Jeffrey D. Allred, Deseret News
SALT LAKE CITY — On Monday, a tow-truck driver was injured when his vehicle was smashed by a TRAX train in a spectacular accident.
In a separate incident later that night, another car was damaged in a minor collision with a TRAX train at 300 West and South Temple. The two collisions marked the eighth and ninth incidents involving TRAX trains in 2011 and the third and fourth incidents in October alone.
But does Salt Lake City have a higher rate of accidents than other cities with similar-sized light-rail systems?
The Deseret News looked at statistics compiled in the National Transit Database by the Federal Transit Administration. The data was generated by monthly reports submitted by the individual rail transit agencies.
From 2007 to 2010, UTA had 94 incidents on its TRAX lines resulting in 84 injuries and seven deaths, according to the NTD. The Federal Railroad Administration, however, reported nine fatalities during the same time period. The Utah Transit Authority could not immediately account for the discrepancies in the reports.
In making comparisons to other cities, the Deseret News randomly selected light-rail systems that had approximately the same miles of tracks. The NTD reported Salt Lake County has approximately 40 miles of fixed track line. UTA spokesman Gerry Carpenter noted the actual number from 2007 to 2010 was more in the neighborhood of 22 miles — 16 miles from downtown to Sandy and 6 miles to the University of Utah. In August, an additional 17 miles of TRAX lines were added when the new west-side lines went active.
When comparing the number of fatalities and injuries alone, UTA's light-rail system ranks high.
• The Denver-Aurora, Colo., light-rail system has about 72 miles of track. The NTD reported three deaths and 22 injuries over the four-year period.
• The light-rail system in Minneapolis has about 26.5 miles of track. They reported five deaths and 45 injuries from 2007-2010.
• The Santa Clara Valley's light-rail system, in California, which has approximately 80 miles of fixed track, had eight fatalities during the same four-year time period and 39 injuries in 36 incidents.
• Sacramento's light-rail system, which has approximately 72 miles of track, recorded 94 incidents over that four-year stretch, including five deaths and 88 injuries.
• The Tri-County Metro light rail in Portland has approximately 95 miles of fixed track, more than double Salt Lake's tracks miles. The NTD recorded 168 incidents resulting in seven fatalities and 162 injuries.
Carpenter said UTA recognizes it's on the upper end of the rankings when it comes to number of incidents, fatalities and injuries, and the administration has made safety a top priority.
"We're very concerned about that," he said.
But comparing UTA to other light-rail systems isn't completely an apples-to-apples situation, he says.
"Salt Lake City is really unique," Carpenter said. "We're all reporting data the same way, but every community is unique."

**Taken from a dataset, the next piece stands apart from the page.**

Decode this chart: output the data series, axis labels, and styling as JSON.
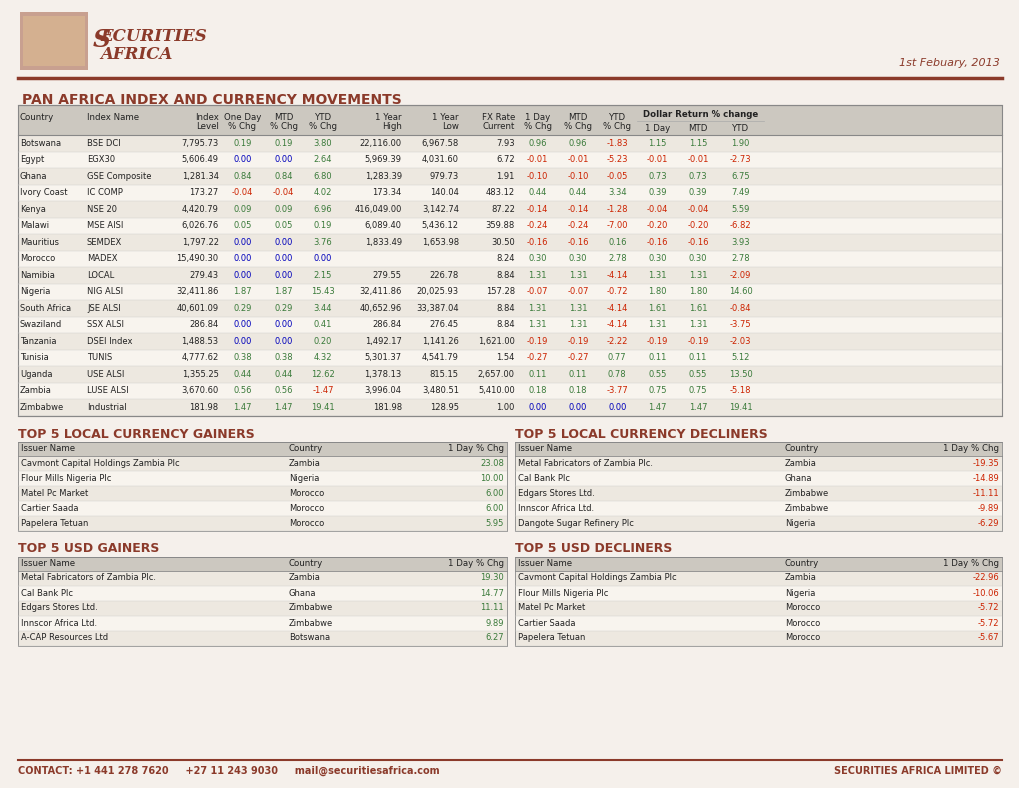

To make an accurate comparison, Carpenter said factors such as population density, frequency of train service and how many light-rail systems are sharing the roadway with other vehicles needs to be looked at.
Salt Lake is often compared with light-rail systems in Las Vegas, Tucson and Memphis, Carpenter said. But the Memphis system has trains that operate at slow speeds which rarely get into accidents.
The Valley Metro Rail system in Phoenix, which has 43 miles of fixed track, only started operating in 2009. But according to NTD statistics, it already had 113 incidents resulting in 118 injuries through 2010. The Phoenix light-rail system goes through Arizona State University and other heavy vehicle traffic areas.